Later that day, Poppa called him into the sitting room and asked him to sit down. It reminded him of the first time he had come to the house, when Poppa had asked him into the kitchen and enquired, with a lawyer’s solemnity, whether it could really be true that he had an extra a in his name; and for the first few minutes of the conversation, even as it became clear how serious this matter was, he wondered whether Poppa was about to turn the whole thing into a joke.
‘Nicolaas, son, tell me, how much do you remember about your mother?’ Poppa continued without waiting for him to answer. ‘Do you remember how, when she left, your mother said she would either come back or send for you and Bud? Do you remember that?’
He didn’t remember the conversation quite like that, but that didn’t seem important right now. It was more than three years since his mother had left. There had been letters occasionally, a birthday card each year. There had been a Christmas present that had arrived one February, three small hardback books he couldn’t read with a note saying he mustn’t forget his Dutch.
‘Well, even though Bud is gone, has been taken away from us, that time has come,’ Poppa said.
They were going to Holland? He remembered so little about having lived there. The bread they ate was stale. They had to wear three coats inside the house because it was so cold. His mother had wailed every day that without his father’s army pension, they would starve. They were going back to mud and cold? Did you still have to wear three coats inside the house?
‘When are we going?’
Poppa paused. ‘Nina and I aren’t going, son. Our lives are here, in Los Angeles. My work is here. We would keep you here with us forever, if it was possible, I want you to know that. We think of you as ours.

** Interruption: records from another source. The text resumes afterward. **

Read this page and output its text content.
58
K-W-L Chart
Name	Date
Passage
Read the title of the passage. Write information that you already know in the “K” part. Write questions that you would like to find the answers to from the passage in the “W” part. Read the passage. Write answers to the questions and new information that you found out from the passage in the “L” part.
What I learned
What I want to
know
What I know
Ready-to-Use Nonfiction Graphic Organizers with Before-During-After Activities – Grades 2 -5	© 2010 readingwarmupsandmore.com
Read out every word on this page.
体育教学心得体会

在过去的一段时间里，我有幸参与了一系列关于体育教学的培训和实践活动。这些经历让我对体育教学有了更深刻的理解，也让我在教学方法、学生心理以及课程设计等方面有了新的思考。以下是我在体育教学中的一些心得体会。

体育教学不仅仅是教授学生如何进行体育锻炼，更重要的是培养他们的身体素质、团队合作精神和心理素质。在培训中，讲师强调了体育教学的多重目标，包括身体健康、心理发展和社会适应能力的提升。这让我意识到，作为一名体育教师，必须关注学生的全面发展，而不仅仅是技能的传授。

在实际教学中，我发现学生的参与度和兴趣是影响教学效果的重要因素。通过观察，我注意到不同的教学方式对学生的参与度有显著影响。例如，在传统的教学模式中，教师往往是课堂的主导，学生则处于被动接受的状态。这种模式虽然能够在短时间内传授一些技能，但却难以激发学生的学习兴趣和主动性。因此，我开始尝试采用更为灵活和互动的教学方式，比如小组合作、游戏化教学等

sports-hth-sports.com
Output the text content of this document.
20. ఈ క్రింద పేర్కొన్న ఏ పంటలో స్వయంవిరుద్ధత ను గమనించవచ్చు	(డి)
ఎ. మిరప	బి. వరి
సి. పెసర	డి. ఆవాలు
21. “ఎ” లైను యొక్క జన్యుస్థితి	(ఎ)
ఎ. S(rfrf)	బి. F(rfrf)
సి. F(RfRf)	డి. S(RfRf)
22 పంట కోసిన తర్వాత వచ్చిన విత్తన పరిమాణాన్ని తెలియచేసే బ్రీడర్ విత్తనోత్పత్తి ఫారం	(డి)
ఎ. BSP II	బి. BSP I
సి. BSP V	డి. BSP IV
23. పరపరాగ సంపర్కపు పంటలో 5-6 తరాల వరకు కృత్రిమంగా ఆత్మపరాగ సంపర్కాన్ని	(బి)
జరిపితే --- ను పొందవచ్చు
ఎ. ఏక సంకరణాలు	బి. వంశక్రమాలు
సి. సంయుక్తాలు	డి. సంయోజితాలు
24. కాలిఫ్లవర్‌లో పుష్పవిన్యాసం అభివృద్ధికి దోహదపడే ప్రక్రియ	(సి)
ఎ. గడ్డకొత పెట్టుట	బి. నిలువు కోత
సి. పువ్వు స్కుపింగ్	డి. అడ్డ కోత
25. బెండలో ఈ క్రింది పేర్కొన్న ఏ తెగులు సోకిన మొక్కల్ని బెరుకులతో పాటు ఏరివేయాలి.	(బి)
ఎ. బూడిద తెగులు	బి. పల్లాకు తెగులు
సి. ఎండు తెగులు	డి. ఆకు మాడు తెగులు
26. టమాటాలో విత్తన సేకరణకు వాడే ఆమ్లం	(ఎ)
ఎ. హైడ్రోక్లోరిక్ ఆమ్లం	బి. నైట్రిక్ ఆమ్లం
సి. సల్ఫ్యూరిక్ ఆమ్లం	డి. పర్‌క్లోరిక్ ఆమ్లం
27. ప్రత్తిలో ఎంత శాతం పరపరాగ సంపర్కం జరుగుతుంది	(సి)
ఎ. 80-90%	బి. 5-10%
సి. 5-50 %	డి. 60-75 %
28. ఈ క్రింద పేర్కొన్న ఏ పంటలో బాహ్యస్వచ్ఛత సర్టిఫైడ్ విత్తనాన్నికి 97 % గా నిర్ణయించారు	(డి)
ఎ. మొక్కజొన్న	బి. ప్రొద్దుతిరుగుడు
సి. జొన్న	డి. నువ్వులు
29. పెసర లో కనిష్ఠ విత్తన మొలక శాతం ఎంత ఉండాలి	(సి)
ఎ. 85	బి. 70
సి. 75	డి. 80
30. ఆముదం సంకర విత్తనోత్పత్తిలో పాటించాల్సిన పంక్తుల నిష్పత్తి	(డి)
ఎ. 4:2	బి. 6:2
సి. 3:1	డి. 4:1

But your mother is your mother and she wants you back.’ It finally became clear: no Nina, no Poppa, no Jimmy either. He had lost Bud and now he was losing the rest of them.
It was very simple. ‘I’m not going.’
‘Nicolaas, your mother wrote us some time ago, after — after Bud was taken from us. We didn’t tell you because we didn’t want to worry you in case it wasn’t going to happen. We wrote back saying how we very much wanted you to stay with us but she has written us again and she is insistent and she is your mother, after all. She wants you back.’